孤行少带着欧阳堪堪从院墙上落下来,迎面便射来一支冷箭。
乘皇出鞘一挑,剑尖对上箭尖,乘皇瞬时斜剖,箭头双分,一劈两半。
“来者何人!”箭手弯弓满弦,再次瞄准。
“步六孤!”孤行少道。
放眼整个北国也没几个鲜卑姓氏,步六孤一姓却是家喻户晓,只因这是先帝亲封的世袭异姓王族的姓氏,敕封平南王爵,封地潭州,下辖十五城。
饶是孤行少自报家门,箭手依然谨慎地确认:“信物。”
孤行少乘皇回鞘,剑柄与剑鞘契合处,赫然拼成一组箭羽形的纹路,与沈钧断腿处南安令的纹路如出一辙。
练习箭的人视力都是极好的,孤行少平举着长剑,箭手能将南安令的纹刻看得清清楚楚。
这世上谁能这样明目张胆将南安令刻在剑上,还带着招摇过市的?便是拥有南安令的步六孤一家,也只有那一个人能做出这种事。
箭手收了弯弓,对着孤行少作揖:“不知是大公子亲临,得罪之处,还请海涵。”
孤行少也不计较,只问:“你们大人呢?”
“失火的围楼那边。”箭手老实道。
孤行少点头,领着欧阳轻车熟路往围楼走去。
“你认得钱府的路?”欧阳诧异。
“昨夜杀人的时候大致记了记。”孤行少道。
二人的对话一字不落地传到箭手耳朵里,箭手扛着弓默默往府外走去,看来钱府的案子是不用查了,江湖寻仇灭了钱府自然是不好交代,可若是大公子灭了钱府,那就不用交代了。
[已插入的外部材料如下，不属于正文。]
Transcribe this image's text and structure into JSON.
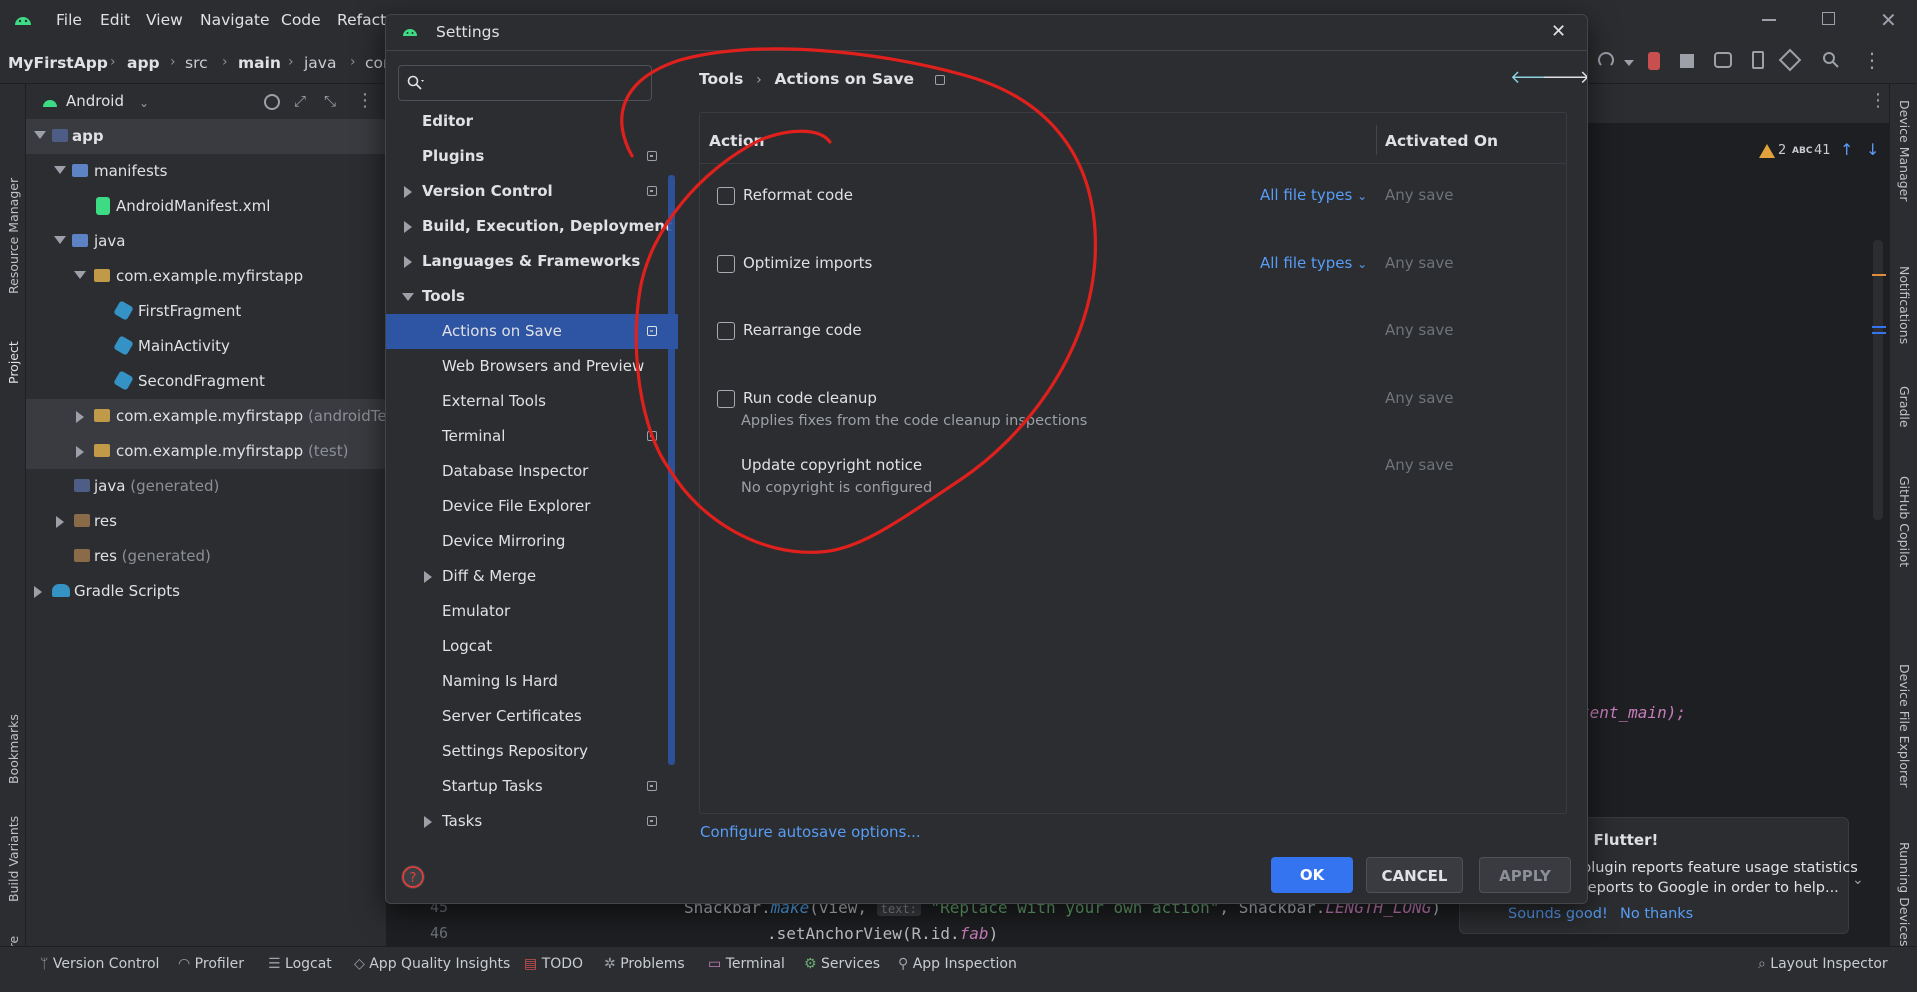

孤欧二人重回到围楼的时候,围楼已经烧得只剩断壁残垣了,废墟前整齐码着数十具焦尸,仵作穿行期间,恨不能同时长出三头六臂,好尽快将尸身验完。一身翡翠葱绿官袍的大人挺着圆溜溜的肚子,四仰八叉地瘫坐在炭黑的院门上,身旁的师爷正举着小薄自卖力地给青天大老爷扇风。
“老爷您别急,会有线索的。”师爷抖着山羊胡道。
“什么线索,你告诉老爷,现在查到什么线索了,”大老爷激动地浑身的肉都跟着在颤抖,“一群脓包,这么大一堆焦尸,有淹死的,有捅死的,有毒死的,怎么没有被吊死的啊!还说什么有的人早死了,糊弄鬼呢,钱府昨天还人丁兴旺,怎么能是早死了,再验,接着给本老爷验。”
欧阳了然,围楼里除了被孤行少一剑封喉的,还有钱钦寺是被自己毒死的,另外楼上早已作古的夫人们死法应该各不相同,是以仵作才会验出这么死因,又说死亡日期不尽相同。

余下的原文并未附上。